A meeting place for farmers and food chain operators  

Innovations based on data sharing are already well underway in agriculture. On farms, data is produced by machinery, crop planning software and milking robots.  

Information concerning an individual farm can be obtained from satellite images, financial data or map data from the Finnish National Land Survey. In the food chain, data is produced by, for example, dairies, mills, slaughterhouses, grain elevators, retail chains and restaurants.  

DataSpace Europe’s Tritom service transfers data between farmers, the food chain, the food industry and retail operators, as well as between different apps. It connects dispersed data sources more efficiently. The company’s business architect, Juhani Luoma-Kyyny, describes Tritom as a meeting place for companies in agriculture and the food chain.   

Companies can use a broad knowledge base to create new services and find customers. Farmers, on the other hand, can influence what their own data is used for, and use services to make their business more productive than before.  

“It’s up to our customers what they ultimately do with the data, and they agree on it among themselves. They can trust that we do not see the content of the data, but that we transmit it encrypted and reliably,” says Luoma-Kyyny.  

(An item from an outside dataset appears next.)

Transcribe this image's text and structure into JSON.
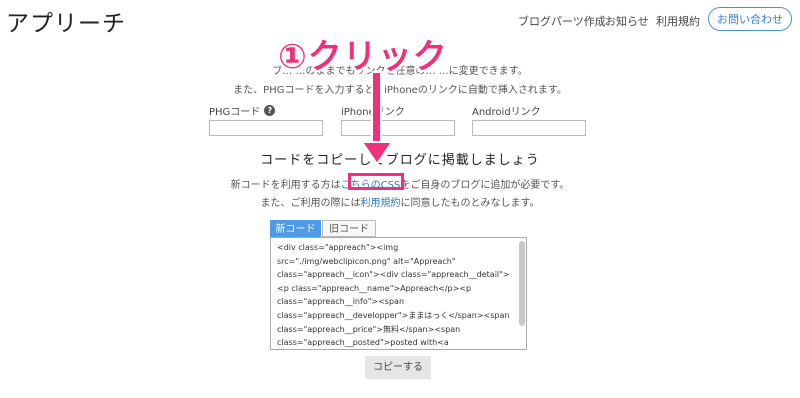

Combining data benefits innovation  

Combining data creates what is known as collaborative data. Luoma-Kyyny gives an example: by combining a farmer’s knowledge of the condition of his field with another operator’s knowledge of soil moisture, a service can be created for farmers that helps them fertilise fields correctly.  

“We still have a lot of work to do to get companies to understand the value of innovation in combining data,” says Luoma-Kyyny.  

For now, DataSpace Europe is focusing on finding more customers in agriculture. Eventually, it plans to offer data intermediary services to other sectors.  

The company intends to apply for the status of provider of data intermediation services under the EU’s new Data Governance Regulation once the relevant national legislation comes into force in 2024. Appointing and monitoring impartial intermediaries will ensure that data flows reliably and according to common rules.  

“We want even small operators to participate in using data. We are enabling the data economy for everyone by building the business environment and ecosystem of the data economy according to common rules,” Luoma-Kyyny says.  

A technology partner for data-sharing networks  

IOXIO focuses on mobilising and sharing data in industrial companies and the public sector. The company has been a technical partner in more than 200 digitalisation projects.  

Its services are used, for example, in the national experimental environment of the Ministry for Foreign Affairs’ Virtual Finland project and in several use cases for industrial data exchange, such as industrial export financing and trials of digital product passports. Digital product passports are a way of collecting data on the durability, raw materials and safety of products throughout their production and distribution chain.  

According to Pirkka Frosti, IOXIO’s technology and expertise will be used in the future to support in particular the green transition of various sectors. There is also a desire to make information on product manufacture, transport and responsibility available to an increasing number of consumers and companies.  

“We want to help European manufacturers get product sustainability data moving through the value and logistics chain, from production to use and recycling. For example, a steel manufacturer can provide the car factory with the necessary emissions data that consumers and investors demand,” says Frosti.  

With IOXIO’s tools, organizations’ systems are connected to each other, information is made in the right format and compatible, and access to it and its use are agreed correctly.  

The service has been used to pilot the sharing of data on business start-ups between the Nordic Business Register and tax authorities, as well as the sharing of battery data in the data ecosystem of industrial companies.  

“The biggest benefit of our service is that data can be made to move, because at present it ​remains static within the companies and ​does not transfer between organisations​ in the value chains and processes​. We are doing the data economy in practice, as data is made available for common use,” says Frosti.